Sometimes it seems as if Jews are entitled to protection and equal moral consideration only insofar as they remain victims. Oriana Fallaci once said plaintively to Ariel Sharon, "You are no more the nation of the great dream, the country for which we cried." Indeed not. In establishing a Jewish state, the Jewish people made a collective decision no longer to be cried for. They chose to become actors in history and not its objects. Historical actors commit misdeeds, and should be judged like all nation-states when they commit them. It is perverse to argue that because this particular nation-state is made up of people who have suffered the greatest crime in modern history, they, more than any other people on earth, have a special obligation to be delicate with those who would bring down on them yet another national catastrophe.
That is a double standard. What does double standard mean? To call it a higher standard is simply a euphemism. That makes it sound like a compliment. In fact, it is a weapon. If I hold you to a higher standard of morality than others, I am saying that I am prepared to denounce you for things I would never denounce anyone else for.

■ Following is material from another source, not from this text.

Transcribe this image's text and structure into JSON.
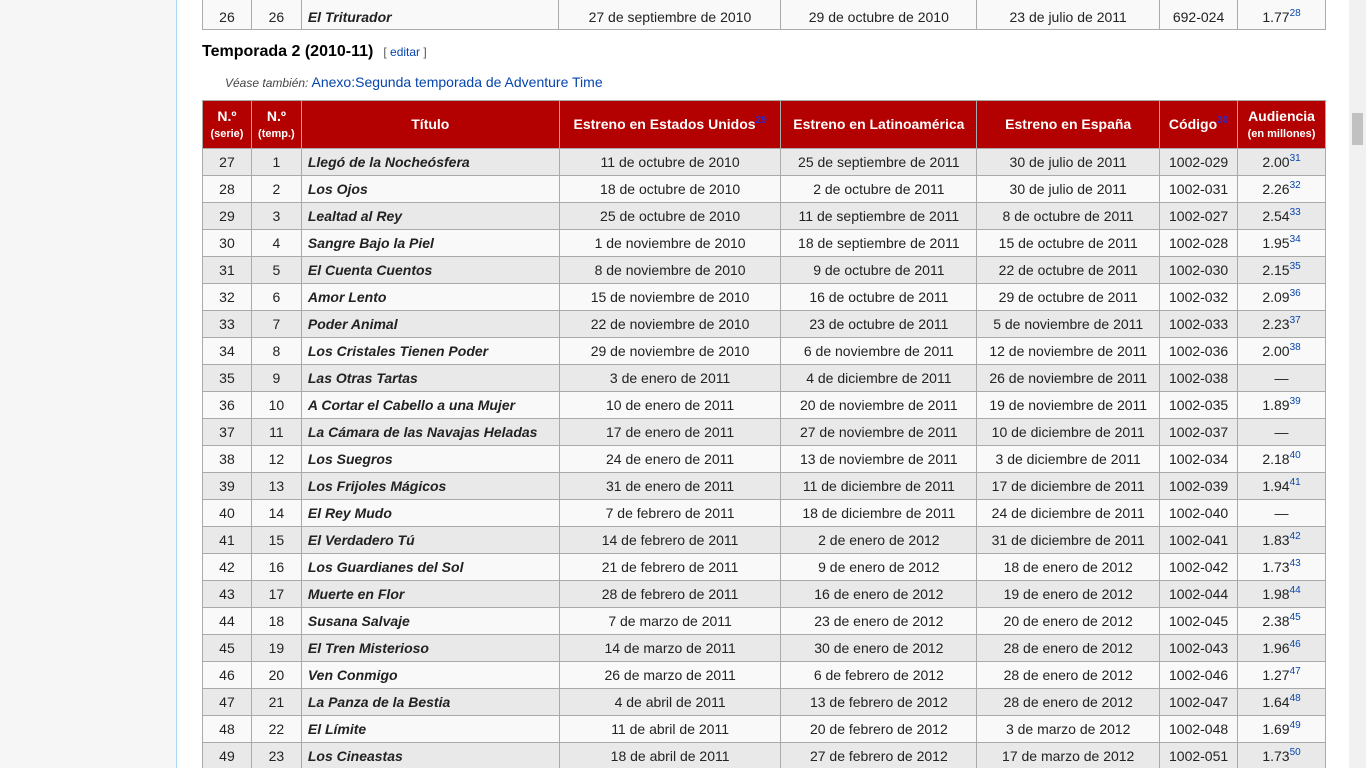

If I were to make this kind of judgment about people of color -- say, if I demanded that blacks meet a higher standard in their dealings with others -- that would be called racism.
Let's invent an example. Imagine a journalistic series on cleanliness in neighborhoods. A city newspaper studies a white neighborhood and a black neighborhood and finds that while both are messy, the black neighborhood is cleaner. But week in, week out, the paper runs front-page stories comparing the garbage and graffiti in the black neighborhood to the pristine loveliness of Switzerland. Anthony Lewis chips in an op-ed piece deploring, more in sadness than in anger, the irony that blacks, who for so long had degradation imposed on them, should now impose degradation on themselves.
Something is wrong here. To denounce blacks for misdemeanors that we overlook in whites -- that is a double standard. It is not a compliment. It is racism.